CRESTVIEW — Today, a day at the beach is just a 40-minute drive from the county seat.
But in Crestview’s formative years, just getting to the beach was an adventure in itself.
See 15 photos of North Okaloosa residents' 1930's-60's beach outings>>
AN ORDEAL
The economic, business and political center of today’s Okaloosa County was once located between the thriving railroad towns of Crestview, Milligan, Baker and Laurel Hill.
True, New Englander Capt. Leonard Destin came to East Pass looking for new fishing grounds in the 1840s. And in 1868, John Thomas Brooks landed his wife and their rowboat on Santa Rosa Sound's north shore.
But few from the north end tried to visit their establishments, given the wetlands, streams, a river and miles of sand between the Shoal River and south beaches.
In “The Heritage of Okaloosa County,” pioneer resident Will Brooks described traveling by two-wheeled ox cart along the “the sandy ruts of a winding road” that connected Camp Walton and Crestview.
“The journey required two days and one night to make the round trip,” historian Sylvia Reeves wrote. “(Brooks) hung a frying pan and coffeepot to the cart axle and camped out over night.”
DISCOVERING THE BEACH
By the early 1900s, vacationers began discovering the delight of swimming — they called it “bathing” back then — in gulf communities’ emerald waters. Camp Walton sprouted three hotels to accommodate beach goers.

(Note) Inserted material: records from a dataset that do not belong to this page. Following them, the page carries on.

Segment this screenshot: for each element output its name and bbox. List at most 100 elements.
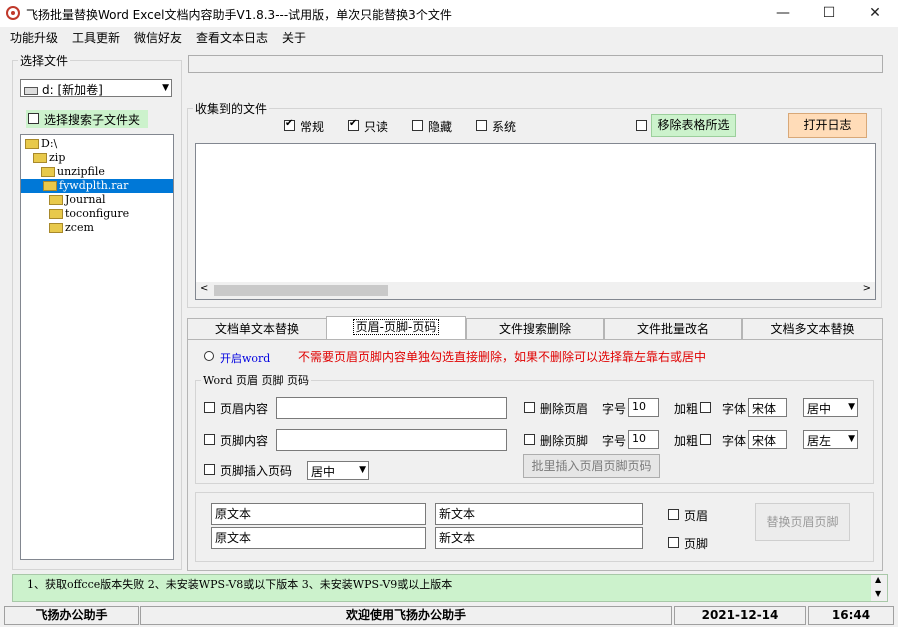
folder-icon [49, 223, 63, 233]
footer-font-label: 字体 [722, 434, 747, 448]
menu-bar: 功能升级 工具更新 微信好友 查看文本日志 关于 [0, 27, 898, 47]
scroll-right-icon[interactable]: > [863, 283, 871, 294]
include-subfolders[interactable]: 选择搜索子文件夹 [26, 110, 148, 128]
replace-header-label: 页眉 [684, 509, 709, 523]
filter-system-label: 系统 [492, 120, 517, 134]
tab-multi-replace[interactable]: 文档多文本替换 [742, 318, 883, 340]
header-content-label: 页眉内容 [220, 402, 269, 416]
footer-bold-checkbox[interactable] [700, 434, 711, 445]
tree-item[interactable]: toconfigure [49, 207, 129, 221]
filter-readonly-label: 只读 [364, 120, 389, 134]
delete-footer-checkbox[interactable] [524, 434, 535, 445]
replace-footer-checkbox[interactable] [668, 537, 679, 548]
header-bold-checkbox[interactable] [700, 402, 711, 413]
scroll-up-icon[interactable]: ▲ [875, 575, 881, 584]
tree-item[interactable]: unzipfile [41, 165, 105, 179]
header-bold-label: 加粗 [674, 402, 699, 416]
folder-open-icon [43, 181, 57, 191]
filter-hidden-checkbox[interactable] [412, 120, 423, 131]
tab-batch-rename[interactable]: 文件批量改名 [604, 318, 742, 340]
menu-wechat[interactable]: 微信好友 [134, 29, 182, 46]
original-text-input-2[interactable]: 原文本 [211, 527, 426, 549]
header-size-input[interactable]: 10 [628, 398, 659, 417]
folder-tree[interactable]: D:\ zip unzipfile fywdplth.rar Journal t… [20, 134, 174, 560]
filter-hidden-label: 隐藏 [428, 120, 453, 134]
log-text: 1、获取offcce版本失败 2、未安装WPS-V8或以下版本 3、未安装WPS… [27, 578, 453, 591]
delete-header-label: 删除页眉 [540, 402, 589, 416]
horizontal-scrollbar[interactable]: < > [196, 282, 875, 299]
folder-icon [49, 195, 63, 205]
scroll-left-icon[interactable]: < [200, 283, 208, 294]
filter-normal-label: 常规 [300, 120, 325, 134]
header-font-label: 字体 [722, 402, 747, 416]
chevron-down-icon: ▼ [359, 465, 366, 475]
tab-single-replace[interactable]: 文档单文本替换 [187, 318, 327, 340]
tab-file-search-delete[interactable]: 文件搜索删除 [466, 318, 604, 340]
window-title: 飞扬批量替换Word Excel文档内容助手V1.8.3---试用版，单次只能替… [26, 8, 452, 22]
header-align-select[interactable]: 居中 ▼ [803, 398, 858, 417]
footer-size-input[interactable]: 10 [628, 430, 659, 449]
tree-item[interactable]: D:\ [25, 137, 57, 151]
footer-font-input[interactable]: 宋体 [748, 430, 787, 449]
header-font-input[interactable]: 宋体 [748, 398, 787, 417]
delete-header-checkbox[interactable] [524, 402, 535, 413]
footer-page-number-checkbox[interactable] [204, 464, 215, 475]
drive-select[interactable]: d: [新加卷] ▼ [20, 79, 172, 97]
tree-item[interactable]: zcem [49, 221, 94, 235]
title-bar: 飞扬批量替换Word Excel文档内容助手V1.8.3---试用版，单次只能替… [0, 0, 898, 27]
notice-text: 不需要页眉页脚内容单独勾选直接删除，如果不删除可以选择靠左靠右或居中 [298, 350, 707, 364]
tree-item-selected[interactable]: fywdplth.rar [21, 179, 173, 193]
select-file-title: 选择文件 [18, 52, 71, 69]
scroll-down-icon[interactable]: ▼ [875, 589, 881, 598]
word-group-title: Word 页眉 页脚 页码 [201, 372, 311, 388]
tree-item[interactable]: zip [33, 151, 65, 165]
footer-bold-label: 加粗 [674, 434, 699, 448]
footer-align-select[interactable]: 居左 ▼ [803, 430, 858, 449]
new-text-input-1[interactable]: 新文本 [435, 503, 643, 525]
folder-open-icon [33, 153, 47, 163]
replace-header-footer-button[interactable]: 替换页眉页脚 [755, 503, 850, 541]
path-bar [188, 55, 883, 73]
footer-content-checkbox[interactable] [204, 434, 215, 445]
new-text-input-2[interactable]: 新文本 [435, 527, 643, 549]
open-word-radio[interactable] [204, 351, 214, 361]
log-area: 1、获取offcce版本失败 2、未安装WPS-V8或以下版本 3、未安装WPS… [12, 574, 888, 602]
tab-header-footer[interactable]: 页眉-页脚-页码 [326, 316, 466, 340]
select-all-checkbox[interactable] [636, 120, 647, 131]
original-text-input-1[interactable]: 原文本 [211, 503, 426, 525]
scrollbar-thumb[interactable] [214, 285, 388, 296]
file-list-table[interactable]: < > [195, 143, 876, 300]
close-button[interactable]: ✕ [852, 0, 898, 27]
remove-selected-button[interactable]: 移除表格所选 [651, 114, 736, 137]
page-number-align-select[interactable]: 居中 ▼ [307, 461, 369, 480]
batch-insert-button[interactable]: 批里插入页眉页脚页码 [523, 454, 660, 478]
folder-open-icon [25, 139, 39, 149]
folder-icon [49, 209, 63, 219]
footer-size-label: 字号 [602, 434, 627, 448]
header-size-label: 字号 [602, 402, 627, 416]
menu-upgrade[interactable]: 功能升级 [10, 29, 58, 46]
filter-readonly-checkbox[interactable] [348, 118, 359, 131]
chevron-down-icon: ▼ [848, 434, 855, 444]
footer-content-input[interactable] [276, 429, 507, 451]
include-subfolders-checkbox[interactable] [28, 113, 39, 124]
header-content-checkbox[interactable] [204, 402, 215, 413]
tree-item[interactable]: Journal [49, 193, 106, 207]
chevron-down-icon: ▼ [162, 83, 169, 93]
include-subfolders-label: 选择搜索子文件夹 [44, 113, 141, 127]
footer-page-number-label: 页脚插入页码 [220, 464, 293, 478]
folder-open-icon [41, 167, 55, 177]
status-welcome: 欢迎使用飞扬办公助手 [140, 606, 672, 625]
maximize-button[interactable]: ☐ [806, 0, 852, 27]
open-log-button[interactable]: 打开日志 [788, 113, 867, 138]
menu-about[interactable]: 关于 [282, 29, 306, 46]
log-scrollbar[interactable]: ▲ ▼ [871, 575, 887, 601]
filter-system-checkbox[interactable] [476, 120, 487, 131]
chevron-down-icon: ▼ [848, 402, 855, 412]
filter-normal-checkbox[interactable] [284, 118, 295, 131]
menu-tool-update[interactable]: 工具更新 [72, 29, 120, 46]
header-content-input[interactable] [276, 397, 507, 419]
replace-header-checkbox[interactable] [668, 509, 679, 520]
minimize-button[interactable]: — [760, 0, 806, 27]
menu-view-log[interactable]: 查看文本日志 [196, 29, 268, 46]
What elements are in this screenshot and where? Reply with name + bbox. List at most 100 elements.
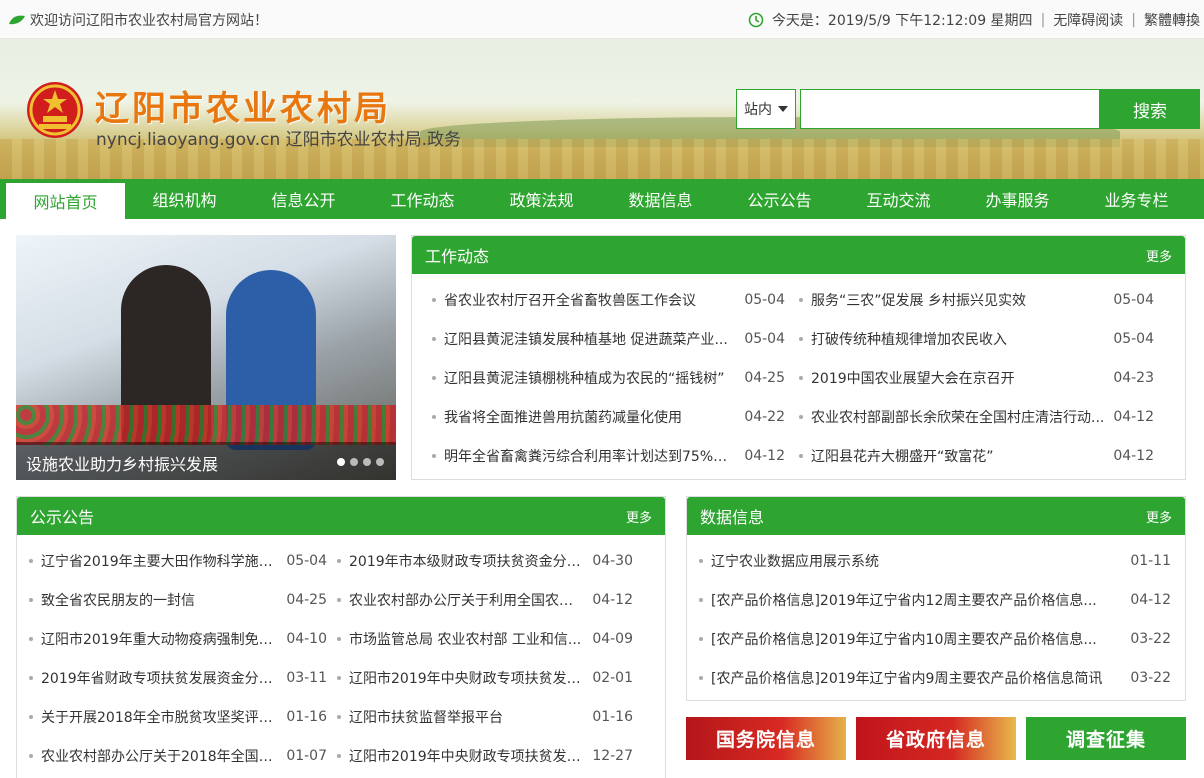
list-item-title[interactable]: 2019年市本级财政专项扶贫资金分配... <box>349 551 586 571</box>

Now, they just needed means to get there.
In 1916, a bridge finally spanned the Shoal River south of Crestview and facilitated automobile travel south to Niceville, Valparaiso, Garniers and Camp Walton.
Gladys Garrett Griffith told Betty Curenton and Claudia Patten, authors of “Crestview: The Forkland,” that the four car-owning Crestview families, hers included, would drive in a Sunday motorcade, armed with shovels and axes to free their vehicles from hazards on the long ride to Camp Walton, where they’d stay at the Indianola Inn for beach vacations.
In June 1918, an ad in The Okaloosa News-Journal announced a new jitney service between Crestview and Camp Walton for $2 each way. It promised a “comfortable car with experienced driver at all times” for the two-hour trip.
FAMILY VACATIONS
In the 1930s, North Okaloosa County families headed south in greater numbers as roads became hard-surfaced and the trip became quicker and more comfortable.
Those who couldn’t afford hotels or guest houses camped out on or near the beach, sometimes in their cars.
After World War II, many families, often in multi-generational groups, rented beach houses for vacations of a week or more in Destin or Fort Walton, which had been renamed after a Civil War cannon was unearthed.
Cousins Katie Lynn Powell, of Andalusia, Ala., and Elizabeth Kelly, then of Crestview, recalled a 1964 family vacation at the O’Neal cottage in Destin, then a sleepy little village.
The cottage is one of South Okaloosa County’s last remaining waterfront homes, and today is surrounded by condos, restaurants and hotels.
Today, few quaint cottages remain, and the sweeping, natural gulf vistas that drew local vacationers are preserved only in a few protected government-owned areas.
But for older residents, joyful memories of long road trips culminating in the reward of playing on some of the world’s loveliest beaches remain vivid.